Coding Period: Second Phase Part 1
Phase 1 of the coding period has already completed and we’ve had almost reached the midpoint of the coding period. This blog will provide a short update of the work done in the last couple of weeks.
API Status
At the end of Phase 1, there were some bug fixes and API changes that my mentors suggested, these were minor changes that were quickly included in the project in the following week. After adding these changes the base raster interface was ready to get reviewed by the PySAL community and one of the main discussion topic was related to the attribute situation that the raster project was facing. After a detailed meeting with community members regarding the W
object… which was really interesting as the conversation deep dived into the history and the API decisions went behind the creation of W
object which is very core to the PySAL library as most methods are built around it, you can checkout these meeting notes anyway… one of the major change that was proposed is to shift towards WSP
object (go through my last blogs to learn more about these 2 objects) additionally id_order
attribute will be replaced by index
which will contain instance of pandas.Index
aligned with the ids of the weight object.
This required some changes in my existing implementation, since the API was finalized I created a pull request which can be accessed here -
I also started working on unit tests and documentation to go along with the interface. When I look back at my proposal I feel like I underestimated the first phase, this which was a mistake from my side as I never thought how much time it goes behind the designing the API.
Optimization Phase
In the proposed timeline, after successfully delivering the base raster interface with complete and finalized API I planned to work on the optimization phase. Since the API was almost finished I started to think about possible solutions to improve the performance and scalability of the current methods. After my project related meeting with my mentors, we finalized several optimization related ideas that can be incorporated in the project. You can look into this issue which contains discussion related to the optimization phase -
One of the more ambitious ideas was to create a lazy graph mixin, since a raster can be expressed as a regular lattice, we can build the weight object on-the-fly with only some information about raster in the memory. I explored this idea and pushed a prototype object which calculates neighbors of a given id lazily, it is still far from the real solution but it will help me to think more about this concept as it will significantly help the interface to work even on low memory.

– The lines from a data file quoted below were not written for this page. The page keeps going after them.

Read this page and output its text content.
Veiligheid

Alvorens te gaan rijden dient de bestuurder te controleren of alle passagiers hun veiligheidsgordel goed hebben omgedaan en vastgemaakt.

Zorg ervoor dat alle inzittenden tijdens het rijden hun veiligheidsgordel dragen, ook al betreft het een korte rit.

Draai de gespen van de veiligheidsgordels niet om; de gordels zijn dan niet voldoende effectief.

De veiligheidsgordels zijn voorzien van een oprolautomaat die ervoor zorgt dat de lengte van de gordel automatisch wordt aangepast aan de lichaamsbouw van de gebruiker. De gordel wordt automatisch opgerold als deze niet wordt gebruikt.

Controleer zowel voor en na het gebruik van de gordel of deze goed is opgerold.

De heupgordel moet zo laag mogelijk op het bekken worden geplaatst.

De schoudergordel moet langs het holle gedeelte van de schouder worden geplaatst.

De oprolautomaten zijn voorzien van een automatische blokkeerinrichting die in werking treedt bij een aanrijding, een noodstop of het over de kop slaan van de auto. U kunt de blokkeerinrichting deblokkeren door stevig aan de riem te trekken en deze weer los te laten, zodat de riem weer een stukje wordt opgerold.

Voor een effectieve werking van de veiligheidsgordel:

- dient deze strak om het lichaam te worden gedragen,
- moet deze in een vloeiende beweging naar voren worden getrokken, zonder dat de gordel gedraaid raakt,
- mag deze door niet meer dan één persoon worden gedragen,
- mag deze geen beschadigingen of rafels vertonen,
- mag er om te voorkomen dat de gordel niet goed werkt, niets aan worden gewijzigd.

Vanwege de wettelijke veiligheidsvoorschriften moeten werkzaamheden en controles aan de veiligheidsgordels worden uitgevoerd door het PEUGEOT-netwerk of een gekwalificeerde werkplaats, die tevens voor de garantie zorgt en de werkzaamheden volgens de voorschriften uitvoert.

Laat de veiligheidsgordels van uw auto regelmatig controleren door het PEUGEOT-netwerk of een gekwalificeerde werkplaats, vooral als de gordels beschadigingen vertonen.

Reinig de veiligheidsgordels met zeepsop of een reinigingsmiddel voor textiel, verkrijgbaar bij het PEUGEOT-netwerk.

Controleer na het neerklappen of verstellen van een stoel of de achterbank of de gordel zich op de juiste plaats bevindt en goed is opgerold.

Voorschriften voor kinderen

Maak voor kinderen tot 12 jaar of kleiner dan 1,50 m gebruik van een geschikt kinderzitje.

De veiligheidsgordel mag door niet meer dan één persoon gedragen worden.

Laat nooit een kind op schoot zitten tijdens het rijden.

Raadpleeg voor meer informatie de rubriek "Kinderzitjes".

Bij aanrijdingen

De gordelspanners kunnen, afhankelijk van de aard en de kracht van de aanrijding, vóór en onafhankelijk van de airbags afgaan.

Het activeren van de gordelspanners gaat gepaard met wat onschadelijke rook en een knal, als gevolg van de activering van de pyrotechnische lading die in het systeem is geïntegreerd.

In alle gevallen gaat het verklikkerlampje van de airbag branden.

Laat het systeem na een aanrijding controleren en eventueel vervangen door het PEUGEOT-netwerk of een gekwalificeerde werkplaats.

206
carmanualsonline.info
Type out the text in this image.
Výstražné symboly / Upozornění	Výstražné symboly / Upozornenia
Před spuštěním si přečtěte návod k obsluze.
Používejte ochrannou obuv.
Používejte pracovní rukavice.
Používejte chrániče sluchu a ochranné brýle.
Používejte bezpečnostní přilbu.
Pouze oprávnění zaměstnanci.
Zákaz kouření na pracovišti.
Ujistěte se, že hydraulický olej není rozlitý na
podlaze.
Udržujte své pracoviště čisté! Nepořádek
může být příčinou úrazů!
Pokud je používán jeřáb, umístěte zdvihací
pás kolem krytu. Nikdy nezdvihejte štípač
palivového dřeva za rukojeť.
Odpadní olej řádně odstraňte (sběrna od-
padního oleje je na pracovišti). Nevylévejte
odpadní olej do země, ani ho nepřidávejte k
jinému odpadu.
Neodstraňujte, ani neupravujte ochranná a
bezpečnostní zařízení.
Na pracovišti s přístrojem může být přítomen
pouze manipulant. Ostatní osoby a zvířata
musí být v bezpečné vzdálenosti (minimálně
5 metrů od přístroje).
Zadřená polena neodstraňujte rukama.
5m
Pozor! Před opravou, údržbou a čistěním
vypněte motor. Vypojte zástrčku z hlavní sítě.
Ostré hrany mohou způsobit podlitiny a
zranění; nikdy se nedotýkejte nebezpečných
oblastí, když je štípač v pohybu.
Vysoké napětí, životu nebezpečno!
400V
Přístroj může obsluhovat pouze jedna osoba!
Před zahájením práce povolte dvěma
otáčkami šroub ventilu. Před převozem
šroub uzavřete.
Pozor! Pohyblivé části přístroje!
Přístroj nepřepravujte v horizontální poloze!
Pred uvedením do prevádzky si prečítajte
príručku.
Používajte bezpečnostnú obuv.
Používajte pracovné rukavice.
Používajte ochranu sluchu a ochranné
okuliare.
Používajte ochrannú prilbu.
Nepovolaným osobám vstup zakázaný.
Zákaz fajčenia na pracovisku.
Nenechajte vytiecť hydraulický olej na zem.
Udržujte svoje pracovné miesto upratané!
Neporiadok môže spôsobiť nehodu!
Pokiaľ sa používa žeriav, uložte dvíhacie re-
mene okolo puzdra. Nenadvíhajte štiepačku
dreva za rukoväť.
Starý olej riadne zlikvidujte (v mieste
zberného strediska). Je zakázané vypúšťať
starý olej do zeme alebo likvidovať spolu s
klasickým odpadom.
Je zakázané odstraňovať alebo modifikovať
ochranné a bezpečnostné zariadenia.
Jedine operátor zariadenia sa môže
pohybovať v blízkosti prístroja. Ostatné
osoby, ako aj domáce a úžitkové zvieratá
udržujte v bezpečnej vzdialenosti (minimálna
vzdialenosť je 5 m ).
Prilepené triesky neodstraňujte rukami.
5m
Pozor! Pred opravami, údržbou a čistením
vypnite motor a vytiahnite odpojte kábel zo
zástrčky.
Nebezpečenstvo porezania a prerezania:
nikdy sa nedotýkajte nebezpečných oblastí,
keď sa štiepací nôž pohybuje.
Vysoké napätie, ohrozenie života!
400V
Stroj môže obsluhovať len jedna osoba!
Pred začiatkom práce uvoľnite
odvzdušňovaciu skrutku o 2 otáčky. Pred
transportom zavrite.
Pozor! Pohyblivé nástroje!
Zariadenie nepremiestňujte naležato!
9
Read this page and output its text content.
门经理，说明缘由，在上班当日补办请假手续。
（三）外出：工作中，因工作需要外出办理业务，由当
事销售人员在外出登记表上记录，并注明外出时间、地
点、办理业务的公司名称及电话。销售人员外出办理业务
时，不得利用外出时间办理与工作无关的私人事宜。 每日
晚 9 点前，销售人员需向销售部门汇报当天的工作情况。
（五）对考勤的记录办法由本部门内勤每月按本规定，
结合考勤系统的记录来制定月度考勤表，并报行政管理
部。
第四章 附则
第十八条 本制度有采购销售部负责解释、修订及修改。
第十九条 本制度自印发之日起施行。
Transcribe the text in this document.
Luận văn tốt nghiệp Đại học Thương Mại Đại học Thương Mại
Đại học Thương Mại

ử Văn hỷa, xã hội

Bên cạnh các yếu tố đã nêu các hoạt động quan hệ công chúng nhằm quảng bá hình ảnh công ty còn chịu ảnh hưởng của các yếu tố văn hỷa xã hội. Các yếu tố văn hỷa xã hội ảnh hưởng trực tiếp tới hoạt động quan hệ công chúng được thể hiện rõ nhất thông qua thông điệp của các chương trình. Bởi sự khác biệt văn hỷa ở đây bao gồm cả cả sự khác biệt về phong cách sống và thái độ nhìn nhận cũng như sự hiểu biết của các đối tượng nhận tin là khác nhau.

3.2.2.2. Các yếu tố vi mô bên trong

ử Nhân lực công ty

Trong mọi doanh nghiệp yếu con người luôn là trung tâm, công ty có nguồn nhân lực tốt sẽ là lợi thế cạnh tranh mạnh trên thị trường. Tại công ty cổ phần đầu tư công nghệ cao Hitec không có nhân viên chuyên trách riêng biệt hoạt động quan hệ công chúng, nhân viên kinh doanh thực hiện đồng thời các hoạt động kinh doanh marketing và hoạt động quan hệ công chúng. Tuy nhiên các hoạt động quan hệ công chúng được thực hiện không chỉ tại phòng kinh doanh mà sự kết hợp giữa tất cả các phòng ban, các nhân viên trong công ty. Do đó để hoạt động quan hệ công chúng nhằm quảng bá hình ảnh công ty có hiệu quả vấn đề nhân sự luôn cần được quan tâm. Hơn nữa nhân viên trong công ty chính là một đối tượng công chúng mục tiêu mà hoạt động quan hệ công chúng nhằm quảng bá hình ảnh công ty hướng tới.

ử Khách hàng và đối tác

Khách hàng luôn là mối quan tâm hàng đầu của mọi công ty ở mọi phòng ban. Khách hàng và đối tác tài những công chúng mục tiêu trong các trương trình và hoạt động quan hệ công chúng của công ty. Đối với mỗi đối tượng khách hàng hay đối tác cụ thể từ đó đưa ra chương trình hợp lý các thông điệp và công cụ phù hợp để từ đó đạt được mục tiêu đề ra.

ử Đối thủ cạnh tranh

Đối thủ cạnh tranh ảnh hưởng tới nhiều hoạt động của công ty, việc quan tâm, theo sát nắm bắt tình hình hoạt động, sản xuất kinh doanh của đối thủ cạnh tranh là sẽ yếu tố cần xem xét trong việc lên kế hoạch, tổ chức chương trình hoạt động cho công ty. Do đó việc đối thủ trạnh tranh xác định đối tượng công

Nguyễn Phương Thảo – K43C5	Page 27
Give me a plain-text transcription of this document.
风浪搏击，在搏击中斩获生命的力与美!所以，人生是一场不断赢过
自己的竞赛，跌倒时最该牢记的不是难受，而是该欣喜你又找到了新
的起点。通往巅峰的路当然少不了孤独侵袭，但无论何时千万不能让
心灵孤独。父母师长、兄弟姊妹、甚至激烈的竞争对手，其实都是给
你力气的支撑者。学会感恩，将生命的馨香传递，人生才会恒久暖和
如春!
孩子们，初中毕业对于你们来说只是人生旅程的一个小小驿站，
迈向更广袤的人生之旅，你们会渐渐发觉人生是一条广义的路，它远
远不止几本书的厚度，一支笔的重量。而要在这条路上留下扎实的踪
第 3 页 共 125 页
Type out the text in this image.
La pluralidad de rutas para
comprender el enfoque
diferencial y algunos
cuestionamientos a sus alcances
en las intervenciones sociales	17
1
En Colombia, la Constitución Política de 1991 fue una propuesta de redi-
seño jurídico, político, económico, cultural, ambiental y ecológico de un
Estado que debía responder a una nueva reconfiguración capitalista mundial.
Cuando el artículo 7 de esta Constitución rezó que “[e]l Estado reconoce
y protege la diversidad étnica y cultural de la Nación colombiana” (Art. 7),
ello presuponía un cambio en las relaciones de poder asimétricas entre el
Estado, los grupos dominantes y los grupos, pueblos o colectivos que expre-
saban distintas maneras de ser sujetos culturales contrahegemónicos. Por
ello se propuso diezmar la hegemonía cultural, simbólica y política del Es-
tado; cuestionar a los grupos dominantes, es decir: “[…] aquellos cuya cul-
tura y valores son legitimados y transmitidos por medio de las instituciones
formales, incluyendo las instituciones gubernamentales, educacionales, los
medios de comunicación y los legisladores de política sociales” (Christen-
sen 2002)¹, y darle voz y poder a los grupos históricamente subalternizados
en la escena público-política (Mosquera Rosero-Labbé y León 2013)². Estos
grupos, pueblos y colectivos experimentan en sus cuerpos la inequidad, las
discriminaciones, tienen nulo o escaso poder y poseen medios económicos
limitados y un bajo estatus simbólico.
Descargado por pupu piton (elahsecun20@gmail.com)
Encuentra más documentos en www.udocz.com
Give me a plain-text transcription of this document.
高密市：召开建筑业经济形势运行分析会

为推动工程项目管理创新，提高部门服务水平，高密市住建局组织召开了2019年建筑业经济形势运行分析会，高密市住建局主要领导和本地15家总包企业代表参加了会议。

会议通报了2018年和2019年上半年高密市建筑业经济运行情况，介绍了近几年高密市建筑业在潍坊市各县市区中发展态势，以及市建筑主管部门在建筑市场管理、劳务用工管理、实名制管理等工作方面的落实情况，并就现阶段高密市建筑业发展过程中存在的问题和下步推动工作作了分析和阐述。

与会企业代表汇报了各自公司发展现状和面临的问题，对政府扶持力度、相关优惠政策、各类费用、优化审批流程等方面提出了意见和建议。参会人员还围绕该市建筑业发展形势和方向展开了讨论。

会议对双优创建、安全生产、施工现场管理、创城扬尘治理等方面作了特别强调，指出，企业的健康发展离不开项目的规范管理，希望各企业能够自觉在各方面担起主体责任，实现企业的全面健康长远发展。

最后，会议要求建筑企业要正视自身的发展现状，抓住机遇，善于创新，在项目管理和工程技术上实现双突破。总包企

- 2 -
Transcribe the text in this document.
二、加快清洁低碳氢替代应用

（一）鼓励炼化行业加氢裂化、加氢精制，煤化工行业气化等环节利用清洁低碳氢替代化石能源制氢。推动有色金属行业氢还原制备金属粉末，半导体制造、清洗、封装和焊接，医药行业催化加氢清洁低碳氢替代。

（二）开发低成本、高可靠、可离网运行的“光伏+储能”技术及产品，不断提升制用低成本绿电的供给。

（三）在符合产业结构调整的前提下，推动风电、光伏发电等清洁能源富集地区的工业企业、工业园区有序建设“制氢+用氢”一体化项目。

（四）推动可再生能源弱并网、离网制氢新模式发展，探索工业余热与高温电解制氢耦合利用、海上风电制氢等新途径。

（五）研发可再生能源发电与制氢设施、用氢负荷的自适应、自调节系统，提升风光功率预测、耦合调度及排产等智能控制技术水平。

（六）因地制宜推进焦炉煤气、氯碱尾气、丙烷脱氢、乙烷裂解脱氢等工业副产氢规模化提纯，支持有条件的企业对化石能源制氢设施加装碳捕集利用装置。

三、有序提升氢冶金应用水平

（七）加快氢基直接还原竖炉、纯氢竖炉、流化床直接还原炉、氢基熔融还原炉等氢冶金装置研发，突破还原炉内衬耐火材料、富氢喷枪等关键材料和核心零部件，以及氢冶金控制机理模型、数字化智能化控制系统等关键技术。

Right now the top priority is to build the weights object with only non-missing values as the current approach builds a regular lattice and then removes the missing values using boolean masking which is computationally quite expensive. Along with this, I’ve to think about how I can utilize almighty numba
to further improve the performance of the builders, I’ve experimented with this to improve the existing solution you can check the implementation here -
Once the base interface is merged I’ll work on these solutions and explore more ways to optimize the interface.
What’s next?
Currently, my main focus is to complete the base raster interface by adding tests and documentation. After that, I’ll look into ongoing optimization of the current methods and later explore ideas related to integrating the interface with other library components.
Goodbye 👋 fellow human, will meet you in the next blog.